I thought I’d post a one month post-LIS report to keep a record in case it’s helpful to folks thinking about having surgery.
I had an LIS + skin tag removal on May 10th and I’m very pleased with the results. First I’ll report on what is likely everyone’s primary concern: I experienced NO incontinence of any kind – not even to gas. I was able to control even loose stool. So no worries about that!

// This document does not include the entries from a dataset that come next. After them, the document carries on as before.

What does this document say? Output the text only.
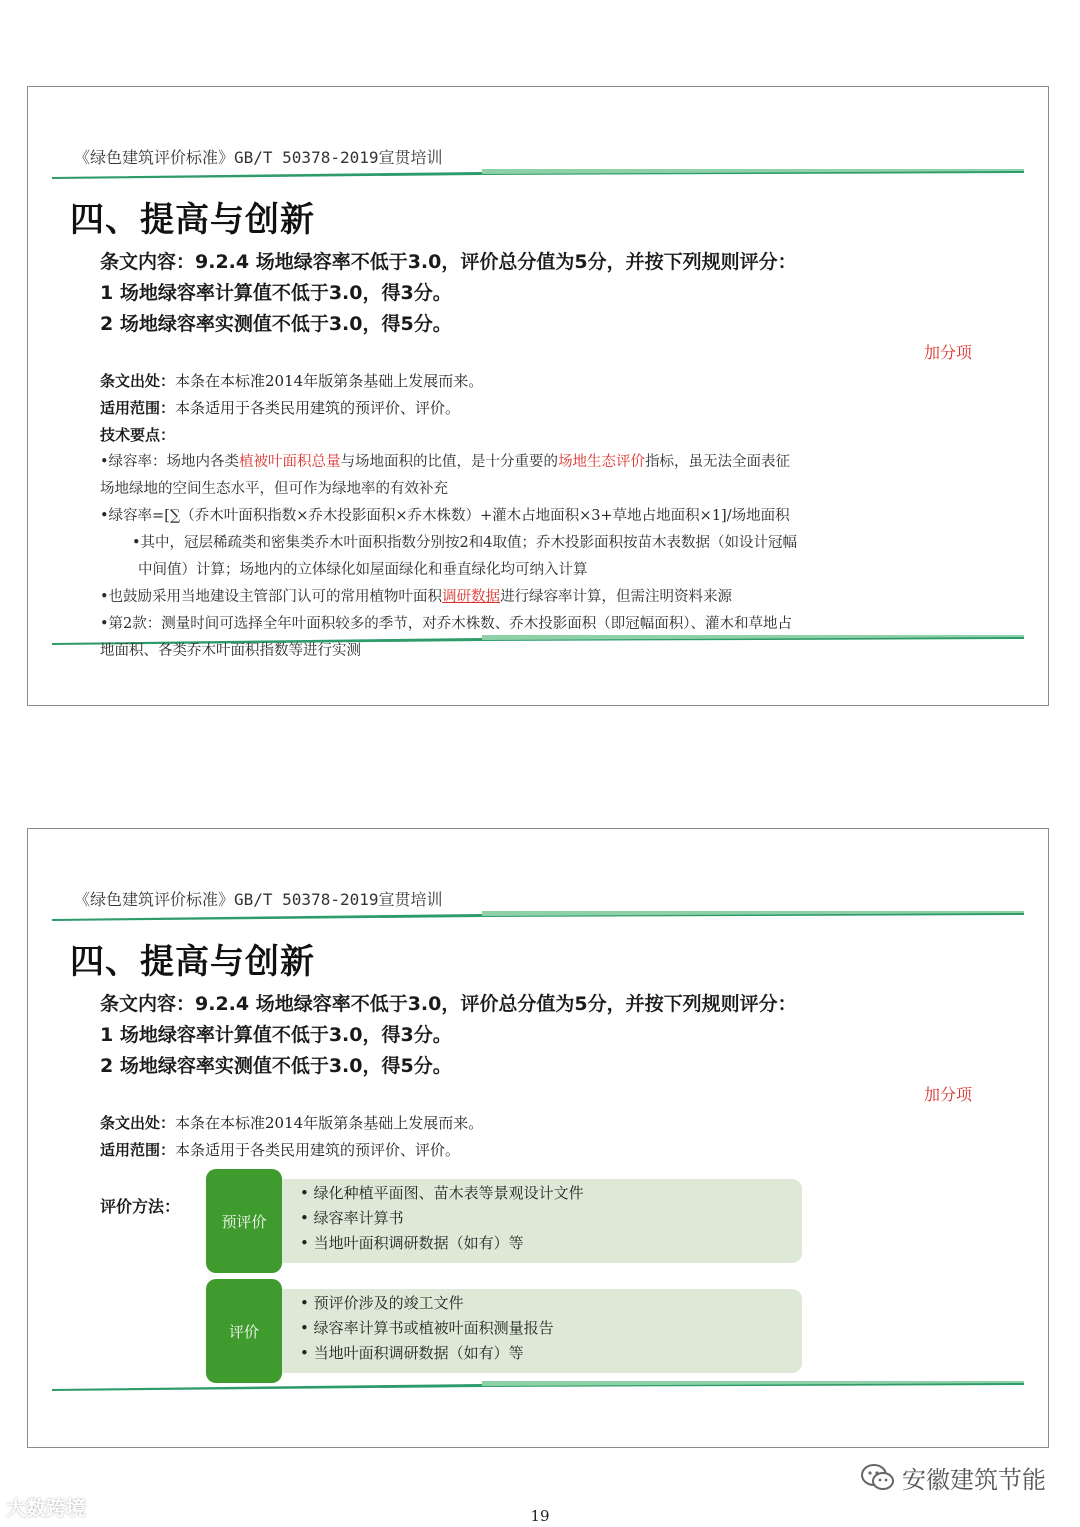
《绿色建筑评价标准》GB/T 50378-2019宣贯培训
四、提高与创新
条文内容：9.2.4 场地绿容率不低于3.0，评价总分值为5分，并按下列规则评分：
1 场地绿容率计算值不低于3.0，得3分。
2 场地绿容率实测值不低于3.0，得5分。
加分项
条文出处：本条在本标准2014年版第条基础上发展而来。
适用范围：本条适用于各类民用建筑的预评价、评价。
技术要点：
•绿容率：场地内各类植被叶面积总量与场地面积的比值，是十分重要的场地生态评价指标，虽无法全面表征
场地绿地的空间生态水平，但可作为绿地率的有效补充
•绿容率=[∑（乔木叶面积指数×乔木投影面积×乔木株数）+灌木占地面积×3+草地占地面积×1]/场地面积
•其中，冠层稀疏类和密集类乔木叶面积指数分别按2和4取值；乔木投影面积按苗木表数据（如设计冠幅
中间值）计算；场地内的立体绿化如屋面绿化和垂直绿化均可纳入计算
•也鼓励采用当地建设主管部门认可的常用植物叶面积调研数据进行绿容率计算，但需注明资料来源
•第2款：测量时间可选择全年叶面积较多的季节，对乔木株数、乔木投影面积（即冠幅面积）、灌木和草地占
地面积、各类乔木叶面积指数等进行实测
《绿色建筑评价标准》GB/T 50378-2019宣贯培训
四、提高与创新
条文内容：9.2.4 场地绿容率不低于3.0，评价总分值为5分，并按下列规则评分：
1 场地绿容率计算值不低于3.0，得3分。
2 场地绿容率实测值不低于3.0，得5分。
加分项
条文出处：本条在本标准2014年版第条基础上发展而来。
适用范围：本条适用于各类民用建筑的预评价、评价。
评价方法：
预评价
• 绿化种植平面图、苗木表等景观设计文件
• 绿容率计算书
• 当地叶面积调研数据（如有）等
评价
• 预评价涉及的竣工文件
• 绿容率计算书或植被叶面积测量报告
• 当地叶面积调研数据（如有）等
大数跨境
安徽建筑节能
19
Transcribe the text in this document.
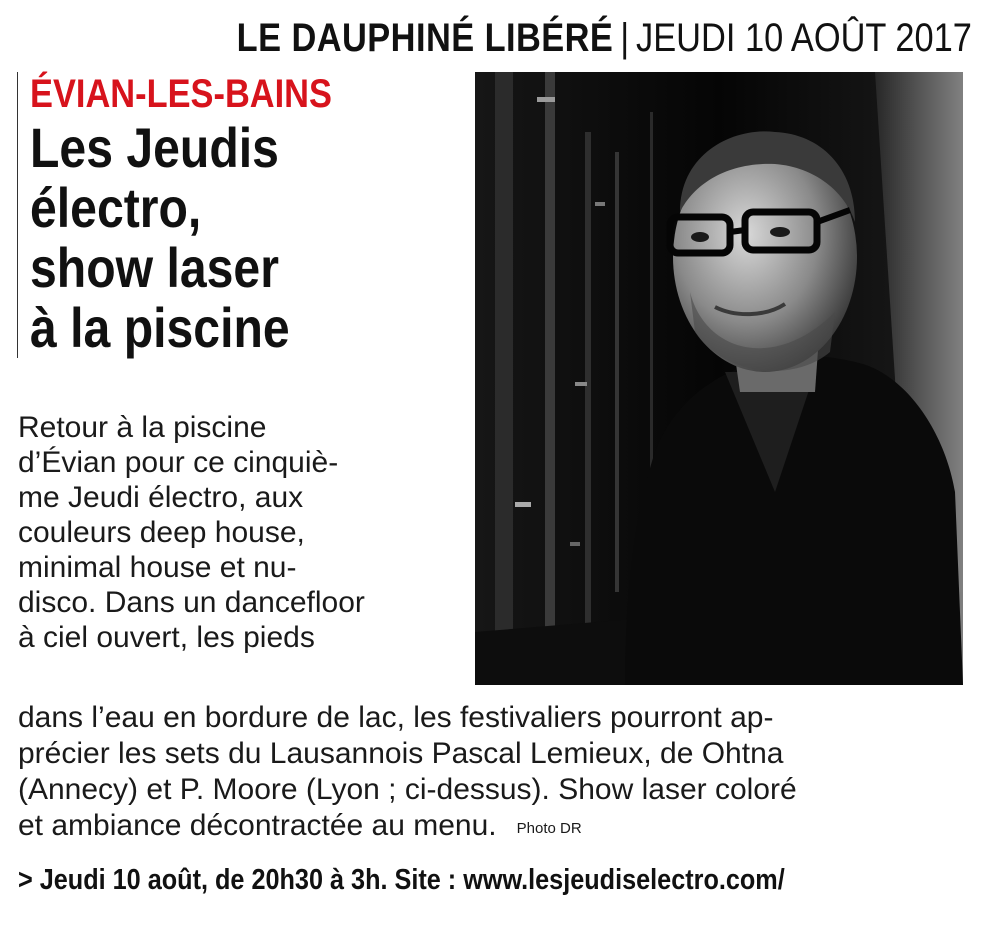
LE DAUPHINÉ LIBÉRÉ | JEUDI 10 AOÛT 2017
ÉVIAN-LES-BAINS
Les Jeudis
électro,
show laser
à la piscine
Retour à la piscine
d’Évian pour ce cinquiè-
me Jeudi électro, aux
couleurs deep house,
minimal house et nu-
disco. Dans un dancefloor
à ciel ouvert, les pieds
dans l’eau en bordure de lac, les festivaliers pourront ap-
précier les sets du Lausannois Pascal Lemieux, de Ohtna
(Annecy) et P. Moore (Lyon ; ci-dessus). Show laser coloré
et ambiance décontractée au menu. Photo DR
> Jeudi 10 août, de 20h30 à 3h. Site : www.lesjeudiselectro.com/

At this point, I’d say I’m about 95% healed.
The first week after the surgery was a bit rough. There was blood and some stinging pain with BMs, but nowhere near the pain (or blood volume) of the fissure pre-LIS. I also had clear discharge, but not enough to seep onto underwear. I had some post-BM pain (moderate burning and stinging) that would last for a few hours, but, again, nothing like pre-LIS pain. A new pain also developed, which was a deeper bruised feeling all around the butt. The fissure and skin tag sites felt raw and irritated most of the day. There were also some pinching sensations at the fissure. I took extra-strength Robaxacet and slept as much as possible. Sitting was uncomfortable and walking around too much caused some of pain; but otherwise I felt much better than before the surgery. The fissure area was pretty swollen and delicate.
I experienced much of the same during the second week, but milder – the pain decreased, the discharge diminished and then disappeared, and BM became much more comfortable. There was still blood on the stool during BMs, but less of it, and the post-BM pain was mostly a raw sensation at the fissure and skin tag sites. Two weeks and two days post-LIS I threw up and fainted on my way to the docs for a follow-up appointment – but that was not directly associated with the fissure or surgery. My best guess is that I was too weak from having lost so much weight and being immobile for so long that I over-exerted myself. Generally by the second week I was doing much better, but I was still delicate and the fissure and skin tag sites were still easily irritated. The fissure looked like a deep, wide ditch and I had no idea how it could possibly heal!
By the third week things started to improve more dramatically. BMs were almost completely painless – just some very mild stinging. There was still blood on the stool, but not a lot. The bruised feeling subsided and eventually disappeared, and the raw sensation also diminished. At this point I could also see that the fissure was healing – it was flattening out, and was pink and just looked like a raw area (it was a bit of a raw area!). I could also sit more comfortably for longer periods and I was doing housework and running errands outside more comfortably. A few times in the afternoons, I almost felt like my pre-fissure self. The new sensation was itching, which started at the end of week two and persisted into week three. It still happens sometimes, but not as much now and not for so long.
I’m just past week four and I feel like I’m turning a corner. I still get some blood streaks on the stool, but it’s not a lot and I’m quite sure it’s coming from the skin tag, which I was expecting would take a while to heal (thanks to what I learned here), so I’m not panicking about that just now. The good news is that BMs don’t hurt and there is barely even any stinging now. The swelling is completely gone … in fact, my butt looks quite nice! There is still a little bit of post-BM stinging; the fissure is still a bit raw, but less so. Most of the stinging comes from the skin tag site.
So – all in all, I’d say I’m well on my way. I take a shower after BMs (which are usually in the morning). Sometimes I’ll take a warm bath (I used to live in the tub!). I’ll probably take more baths to help the skin tag heal faster. I take Ѕ dose of Miralax/Restoralax two times a day (morning and evening); that had been producing the perfect BMs – I was so proud! I think I should taper off the Miralax now, though, because I’m starting to pass pudding. My activity level is increasing everyday and I’m gaining weight (I had been down to 94lbs, which at 5”5’ was not good!). Most of all, I am starting to live my life again and enjoying the things I used to do.
The upshot: I’m so glad I got the LIS. I’m still healing, but I feel like I am very close to getting my life back. I can laugh and smile and enjoy things now. I don’t want to jinx myself – I do expect some set-backs and I will have to be careful for at least a year – but so far things are great and I’m focused on staying on this path.
I hope my story helps those seeking information about LIS experiences. Of course, this narrative doesn’t reflect the anxiety, fear, despair, and anguish of my pre-LIS days and the early post-LIS days – I have no idea how I would have coped if I hadn’t found this forum with all the wonderful people here who helped me so much! Thank you!